Jethro is a SQL-on-Hadoop engine that accelerates your BI Tool visualizations, such as Tableau, Qlik or Microstrategy, by taking a unique approach to accessing big data on Hadoop. Jethro’s SQL-on-Hadoop engine acts as an acceleration layer and is unobtrusively sandwiched between Hadoop and a BI Tool.

The Fastest SQL-on-Hadoop Engine for BI. Jethro accelerates BI visualizations connected to multi-billion-row tables to perform at interactive speeds.

Fastest SQL-on-Hadoop

EASY TO GET STARTED ON HADOOP

Just install Jethro on one or few dedicated servers, point it to your Hadoop cluster, load some data and start querying. When working with Hadoop, Jethro is safe and easy to implement as it only connects remotely as an HDFS client, without installing new services or running resource-intensive computations inside the cluster (MapReduce, Spark or others). Download Jethro.

PERFORMANCE FROM A UNIQUE INDEXING TECHNOLOGY

The key to Jethro’s superior performance on Hadoop is its unique indexing technology. Jethro’s indexes are sorted, multi-hierarchy, compressed bitmaps. They are created automatically for every column, and are written in an efficient, append-only fashion – avoiding expensive random writes and locking. Queries use indexes to read only the data they need, instead of performing full scans, leading to faster response times.
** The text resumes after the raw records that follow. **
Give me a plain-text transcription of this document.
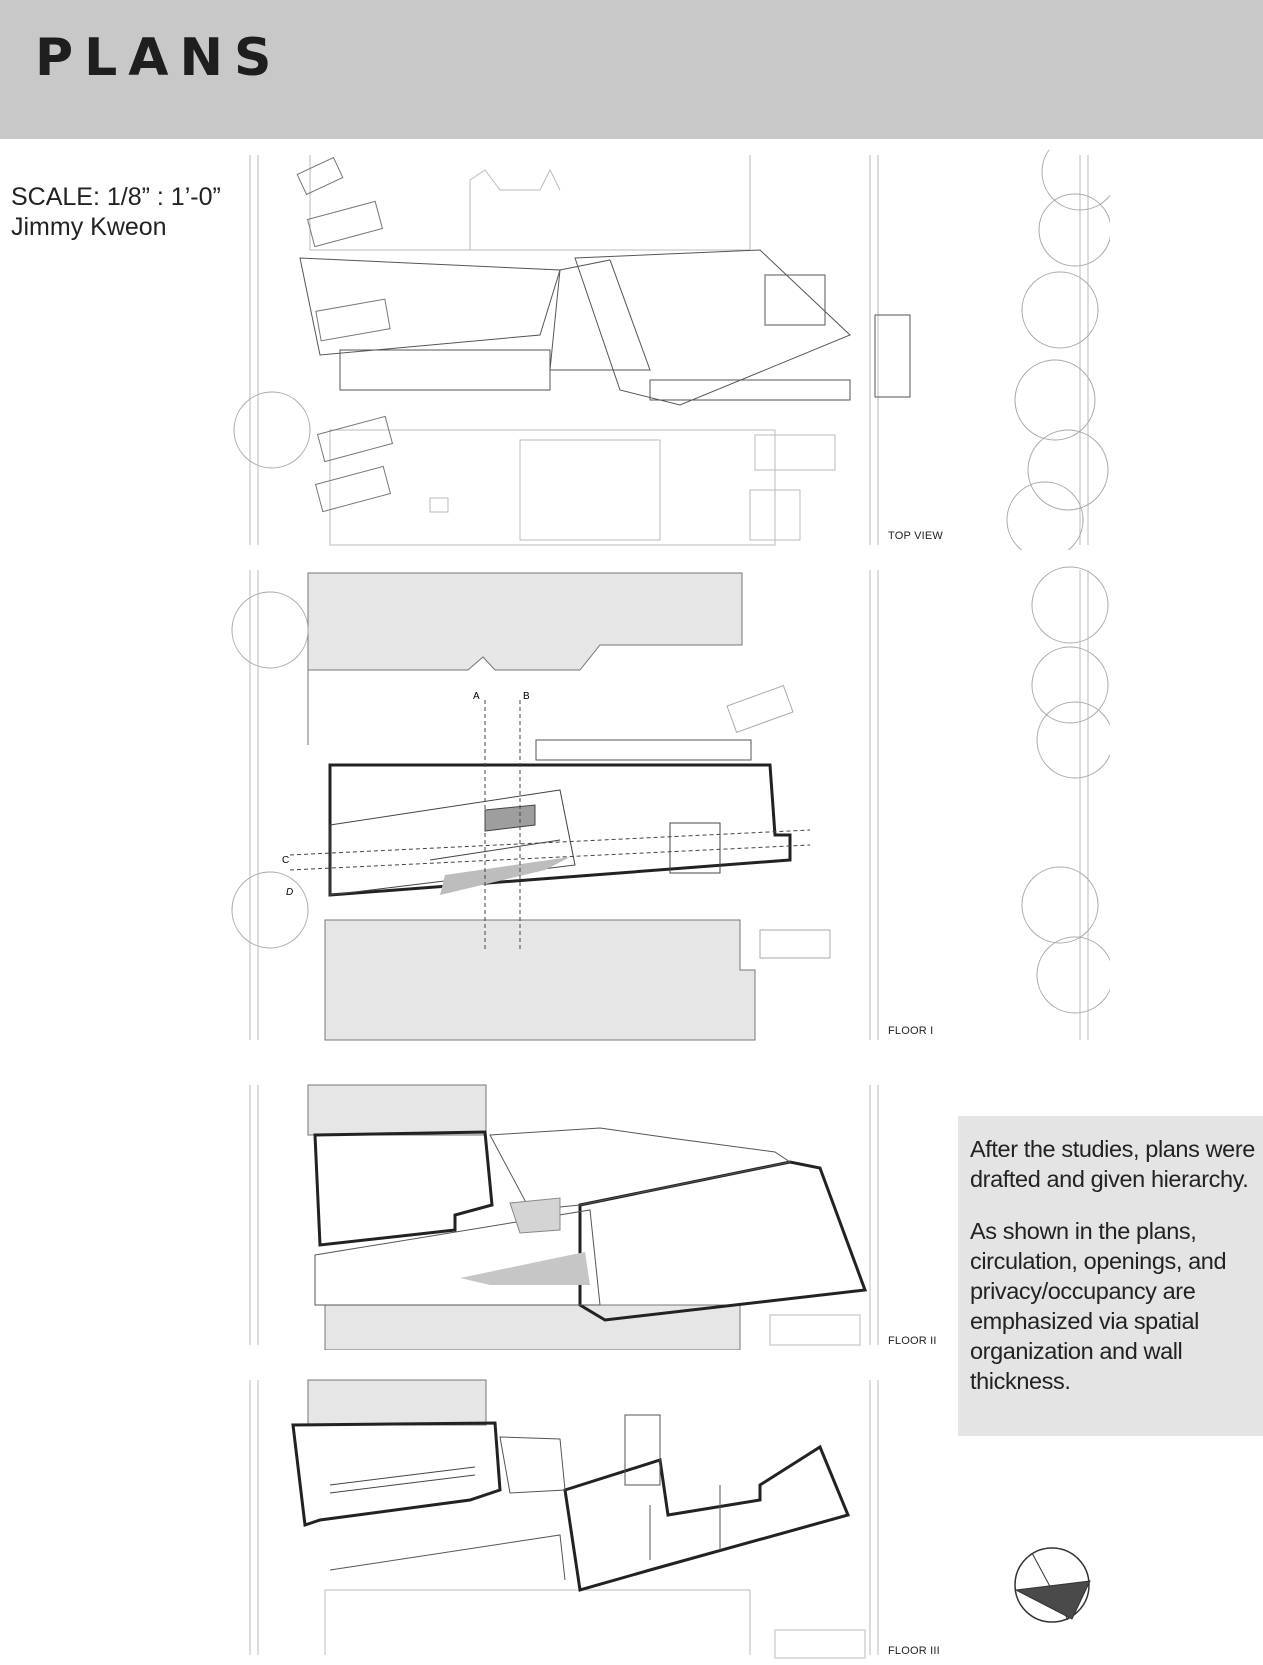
PLANS
SCALE: 1/8” : 1’-0”
Jimmy Kweon
TOP VIEW
A	B
C
D
FLOOR I
FLOOR II
FLOOR III

After the studies, plans were drafted and given hierarchy.

As shown in the plans, circulation, openings, and privacy/occupancy are emphasized via spatial organization and wall thickness.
SCALABILITY AND HIGH-AVAILABILITY

Jethro’s nodes are stateless and highly elastic, allowing easy scale-out to meet concurrency requirements. Jethro’s index and column files are stored as standard files on HDFS or Amazon S3 and benefit from their native scalability and high availability.

MINIMAL HADOOP CLUSTER LOAD

Other SQL-on-Hadoop solutions uses a brute force method – each node of the cluster scans and processes its local data for every query. In contrast, Jethro leverages its indexes to surgically fetch only the relevant data for each query, dramatically reducing the load on the shared Hadoop cluster – freeing it for other computations and supporting more concurrent queries.
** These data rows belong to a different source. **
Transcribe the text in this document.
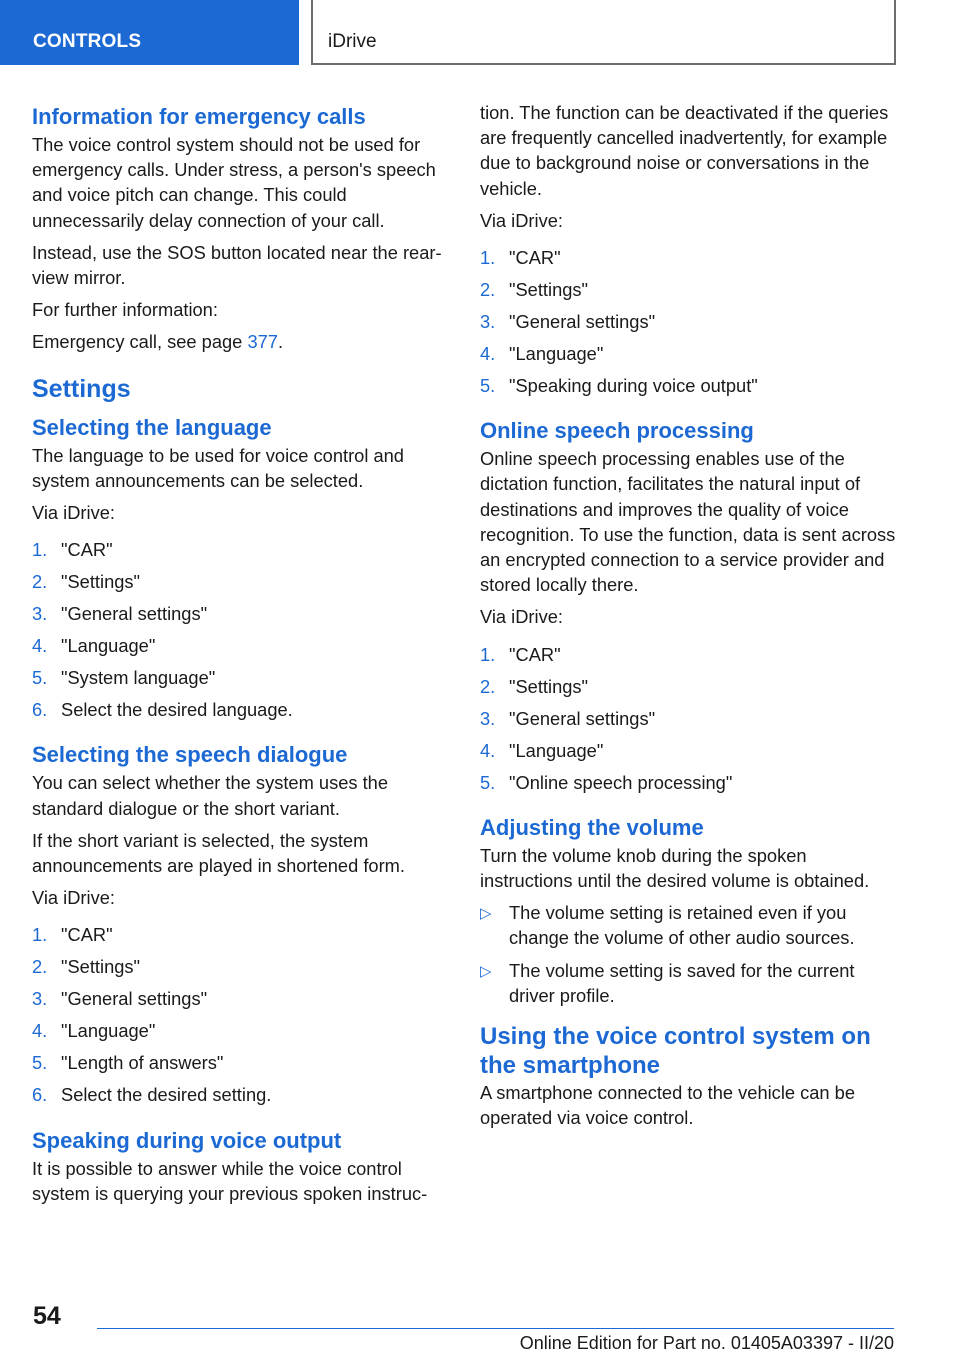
CONTROLS	iDrive
Information for emergency calls

The voice control system should not be used for emergency calls. Under stress, a person's speech and voice pitch can change. This could unnecessarily delay connection of your call.

Instead, use the SOS button located near the rear-view mirror.

For further information:

Emergency call, see page 377.

Settings
Selecting the language

The language to be used for voice control and system announcements can be selected.

Via iDrive:

1. "CAR"
2. "Settings"
3. "General settings"
4. "Language"
5. "System language"
6. Select the desired language.
Selecting the speech dialogue

You can select whether the system uses the standard dialogue or the short variant.

If the short variant is selected, the system announcements are played in shortened form.

Via iDrive:

1. "CAR"
2. "Settings"
3. "General settings"
4. "Language"
5. "Length of answers"
6. Select the desired setting.
Speaking during voice output

It is possible to answer while the voice control system is querying your previous spoken instruc-

tion. The function can be deactivated if the queries are frequently cancelled inadvertently, for example due to background noise or conversations in the vehicle.

Via iDrive:

1. "CAR"
2. "Settings"
3. "General settings"
4. "Language"
5. "Speaking during voice output"
Online speech processing

Online speech processing enables use of the dictation function, facilitates the natural input of destinations and improves the quality of voice recognition. To use the function, data is sent across an encrypted connection to a service provider and stored locally there.

Via iDrive:

1. "CAR"
2. "Settings"
3. "General settings"
4. "Language"
5. "Online speech processing"
Adjusting the volume

Turn the volume knob during the spoken instructions until the desired volume is obtained.

▷ The volume setting is retained even if you change the volume of other audio sources.
▷ The volume setting is saved for the current driver profile.
Using the voice control system on the smartphone

A smartphone connected to the vehicle can be operated via voice control.

54
Online Edition for Part no. 01405A03397 - II/20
Full Scan/Brute Force vs. Index Access

Full Scan/Brute Force

all SQL-on-Hadoop solutions

Read entire data set. Every time.

Impact on Hadoop Cluster

Massive # of unnecessary I/O

Huge consumption of CPU and memory

Index Access

Jethro SQL-on-Hadoop Solution

Analyze Indexes. Fetch only relevant data.

Impact on Hadoop Cluster

Drastically lower Hadoop cluster load

Low I/O, CPU, memory

High-Level SQL-on-Hadoop Architecture

SQL INTERFACE

BI tools, such as Tableau, Qlik or Microstrategy connect to Jethro using JDBC or ODBC and issue standard SQL queries. The driver automatically load-balances SQL statement across all Jethro hosts.

QUERY PROCESSING

Jethro runs on one or few dedicated, higher-end hosts optimized for SQL processing – with extra memory and CPU cores, and local SSD for caching. The query hosts are stateless, and new ones can be dynamically added to support additional concurrent users.

STORAGE LAYER

Jethro stores its files (e.g., indexes) in an existing Hadoop cluster or in an Amazon S3 bucket. With Hadoop, it uses a standard HDFS client (libhdfs) and is compatible with all common Hadoop distributions. Jethro only generates a light I/O load on HDFS – offloading SQL processing from Hadoop and enabling sharing the cluster between online users and batch processing.

DATA LOADING & INDEXES

A loader service processes input files and creates query-optimized column and index files, which are encoded, compressed and then stored on HDFS or Amazon S3. This service can run on its own host or on one of the query processing hosts.